QUESTION: Did you feel like you were at a disadvantage this year? Nobody had a summer, nobody had much of a training camp, but for a younger player, that would seem to be pretty important.

ANSWER: No ... I didn't think I had a disadvantage. I just think that, instead of working out more, I did more of playing in charity events and summer leagues, when I should have been working out more. That's the only thing I think I should have done differently, but it was a great experience going to different states and venues.

This issue came up earlier in the season, back when Flip Saunders was still Wizards coach and looking for any reason to hold on to his job. Saunders claimed that Wall picked up bad habits, which seems like a specious argument given that a few hours of defense-less basketball don't turn professionals into guys better suited for the old AND1 tours. Kevin Durant played in plenty of charity games and summer leagues and looks no worse for it.

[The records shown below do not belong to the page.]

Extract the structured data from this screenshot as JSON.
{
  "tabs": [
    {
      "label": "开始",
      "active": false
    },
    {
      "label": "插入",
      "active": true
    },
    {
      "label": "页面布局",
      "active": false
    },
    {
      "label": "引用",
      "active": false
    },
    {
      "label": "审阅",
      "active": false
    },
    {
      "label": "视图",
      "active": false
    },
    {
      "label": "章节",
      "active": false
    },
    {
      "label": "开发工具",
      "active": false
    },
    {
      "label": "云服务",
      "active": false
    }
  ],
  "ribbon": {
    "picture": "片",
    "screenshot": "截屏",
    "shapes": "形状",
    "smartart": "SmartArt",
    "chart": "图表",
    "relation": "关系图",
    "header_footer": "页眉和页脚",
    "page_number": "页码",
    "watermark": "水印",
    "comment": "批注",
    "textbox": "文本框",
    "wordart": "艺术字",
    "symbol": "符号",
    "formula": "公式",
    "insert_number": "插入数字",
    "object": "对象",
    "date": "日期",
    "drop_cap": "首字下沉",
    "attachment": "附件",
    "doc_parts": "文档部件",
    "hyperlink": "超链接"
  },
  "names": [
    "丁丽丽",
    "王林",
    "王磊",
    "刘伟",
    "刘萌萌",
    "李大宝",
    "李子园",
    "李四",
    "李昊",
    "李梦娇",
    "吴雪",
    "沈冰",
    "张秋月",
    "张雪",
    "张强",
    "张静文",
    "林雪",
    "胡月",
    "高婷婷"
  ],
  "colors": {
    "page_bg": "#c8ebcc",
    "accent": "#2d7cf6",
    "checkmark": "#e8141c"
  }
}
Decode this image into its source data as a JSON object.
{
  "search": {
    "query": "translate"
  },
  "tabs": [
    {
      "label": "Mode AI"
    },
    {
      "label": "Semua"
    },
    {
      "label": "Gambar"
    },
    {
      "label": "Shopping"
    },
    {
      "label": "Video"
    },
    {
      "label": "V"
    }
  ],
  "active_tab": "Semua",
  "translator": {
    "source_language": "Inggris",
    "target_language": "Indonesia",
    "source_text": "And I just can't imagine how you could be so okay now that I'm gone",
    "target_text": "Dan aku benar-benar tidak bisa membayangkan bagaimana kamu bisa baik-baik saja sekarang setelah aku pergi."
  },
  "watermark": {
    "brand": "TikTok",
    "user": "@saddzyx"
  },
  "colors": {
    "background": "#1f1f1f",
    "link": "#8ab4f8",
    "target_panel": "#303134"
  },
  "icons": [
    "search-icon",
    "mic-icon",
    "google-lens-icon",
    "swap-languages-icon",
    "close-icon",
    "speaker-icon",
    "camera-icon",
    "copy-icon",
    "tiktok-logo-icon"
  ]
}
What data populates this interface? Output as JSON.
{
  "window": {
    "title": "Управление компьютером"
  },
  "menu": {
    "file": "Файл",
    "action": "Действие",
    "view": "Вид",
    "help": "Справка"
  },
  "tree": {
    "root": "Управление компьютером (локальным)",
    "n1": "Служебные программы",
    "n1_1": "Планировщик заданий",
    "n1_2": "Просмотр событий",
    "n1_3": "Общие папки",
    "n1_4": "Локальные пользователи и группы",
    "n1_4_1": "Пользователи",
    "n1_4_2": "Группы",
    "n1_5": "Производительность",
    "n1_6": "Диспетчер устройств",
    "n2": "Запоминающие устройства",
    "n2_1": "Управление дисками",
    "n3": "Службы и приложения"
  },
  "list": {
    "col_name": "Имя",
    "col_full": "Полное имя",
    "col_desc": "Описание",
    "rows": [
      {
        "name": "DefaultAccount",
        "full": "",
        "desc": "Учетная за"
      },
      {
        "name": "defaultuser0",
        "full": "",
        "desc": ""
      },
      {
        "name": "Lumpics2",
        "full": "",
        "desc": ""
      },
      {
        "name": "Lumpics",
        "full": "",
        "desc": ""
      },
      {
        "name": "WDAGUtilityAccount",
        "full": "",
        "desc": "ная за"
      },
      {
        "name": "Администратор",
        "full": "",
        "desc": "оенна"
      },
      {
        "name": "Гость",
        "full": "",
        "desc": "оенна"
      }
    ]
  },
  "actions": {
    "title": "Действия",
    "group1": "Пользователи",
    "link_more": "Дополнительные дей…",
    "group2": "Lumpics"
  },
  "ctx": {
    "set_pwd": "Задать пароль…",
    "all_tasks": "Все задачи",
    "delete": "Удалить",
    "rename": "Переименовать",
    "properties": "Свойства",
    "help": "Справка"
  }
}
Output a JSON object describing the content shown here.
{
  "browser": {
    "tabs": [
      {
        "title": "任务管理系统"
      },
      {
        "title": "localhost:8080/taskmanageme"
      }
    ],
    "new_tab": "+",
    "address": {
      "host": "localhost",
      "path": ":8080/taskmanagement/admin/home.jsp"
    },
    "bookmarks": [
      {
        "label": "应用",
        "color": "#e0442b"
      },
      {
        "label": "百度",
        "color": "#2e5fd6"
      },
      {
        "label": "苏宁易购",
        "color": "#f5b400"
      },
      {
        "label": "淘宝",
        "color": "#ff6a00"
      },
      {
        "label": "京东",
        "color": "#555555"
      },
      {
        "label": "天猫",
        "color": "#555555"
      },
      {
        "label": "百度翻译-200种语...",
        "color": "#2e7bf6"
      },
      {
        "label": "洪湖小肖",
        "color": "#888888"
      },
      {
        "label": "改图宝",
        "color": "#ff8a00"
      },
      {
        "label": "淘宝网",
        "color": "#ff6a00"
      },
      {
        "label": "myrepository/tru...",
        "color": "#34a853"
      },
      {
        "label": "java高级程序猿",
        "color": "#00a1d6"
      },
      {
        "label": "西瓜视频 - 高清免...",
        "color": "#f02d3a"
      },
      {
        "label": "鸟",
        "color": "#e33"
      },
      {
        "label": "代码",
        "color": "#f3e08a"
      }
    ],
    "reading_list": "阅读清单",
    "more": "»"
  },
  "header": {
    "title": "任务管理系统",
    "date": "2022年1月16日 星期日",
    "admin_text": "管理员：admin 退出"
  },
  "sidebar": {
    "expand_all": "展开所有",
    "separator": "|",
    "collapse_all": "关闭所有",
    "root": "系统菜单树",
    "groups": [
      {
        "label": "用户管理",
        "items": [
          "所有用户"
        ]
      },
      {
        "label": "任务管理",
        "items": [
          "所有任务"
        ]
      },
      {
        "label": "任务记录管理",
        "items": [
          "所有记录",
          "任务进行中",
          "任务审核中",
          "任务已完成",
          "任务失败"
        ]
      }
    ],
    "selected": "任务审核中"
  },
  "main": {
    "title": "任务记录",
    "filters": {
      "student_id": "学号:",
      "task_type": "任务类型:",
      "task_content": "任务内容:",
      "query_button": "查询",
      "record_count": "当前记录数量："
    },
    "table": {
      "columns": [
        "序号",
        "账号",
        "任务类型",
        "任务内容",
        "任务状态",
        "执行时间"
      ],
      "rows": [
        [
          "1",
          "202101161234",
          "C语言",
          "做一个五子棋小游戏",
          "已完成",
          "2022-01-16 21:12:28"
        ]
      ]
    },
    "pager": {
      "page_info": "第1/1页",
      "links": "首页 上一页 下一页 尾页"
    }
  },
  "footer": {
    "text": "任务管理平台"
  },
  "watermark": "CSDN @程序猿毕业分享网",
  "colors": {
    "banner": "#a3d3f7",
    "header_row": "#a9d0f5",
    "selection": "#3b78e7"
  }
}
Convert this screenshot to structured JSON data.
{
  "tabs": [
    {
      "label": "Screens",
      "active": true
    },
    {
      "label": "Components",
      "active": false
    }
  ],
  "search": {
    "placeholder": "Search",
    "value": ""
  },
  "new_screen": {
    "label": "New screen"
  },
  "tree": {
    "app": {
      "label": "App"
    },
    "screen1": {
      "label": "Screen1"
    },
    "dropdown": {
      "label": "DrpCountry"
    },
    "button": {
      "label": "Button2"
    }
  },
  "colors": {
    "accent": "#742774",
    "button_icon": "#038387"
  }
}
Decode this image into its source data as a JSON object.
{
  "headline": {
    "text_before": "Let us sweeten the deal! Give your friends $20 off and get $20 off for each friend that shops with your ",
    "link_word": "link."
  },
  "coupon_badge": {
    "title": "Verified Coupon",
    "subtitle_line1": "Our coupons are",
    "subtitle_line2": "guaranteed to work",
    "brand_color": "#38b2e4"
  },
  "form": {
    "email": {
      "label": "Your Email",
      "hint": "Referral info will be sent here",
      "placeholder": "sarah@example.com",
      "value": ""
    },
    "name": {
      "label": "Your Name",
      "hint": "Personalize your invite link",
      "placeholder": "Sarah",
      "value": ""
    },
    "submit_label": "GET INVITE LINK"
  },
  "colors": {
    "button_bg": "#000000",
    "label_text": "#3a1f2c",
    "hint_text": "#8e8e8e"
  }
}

Wall's reasoning makes much more sense, because he talks about having played in charity games rather than working out instead of in addition to working out. The problem wasn't that Wall played in charity games, but that it's the bulk of what he did; there was too little seriousness to balance the fun. The charity games that populated the lockout were great events, but it's hard to imagine that someone like Durant saw them as a substitute for spending many hours in the gym. They were just a little extra.

The good news for the Wizards and their fans is that Wall seems to have identified the issue. Theoretically, that means he'll commit to the hard work necessary to improve. Then again, we probably won't find that out until we see him next season. Ultimately, any amount of work a player puts in during the summer doesn't matter until games start back up again.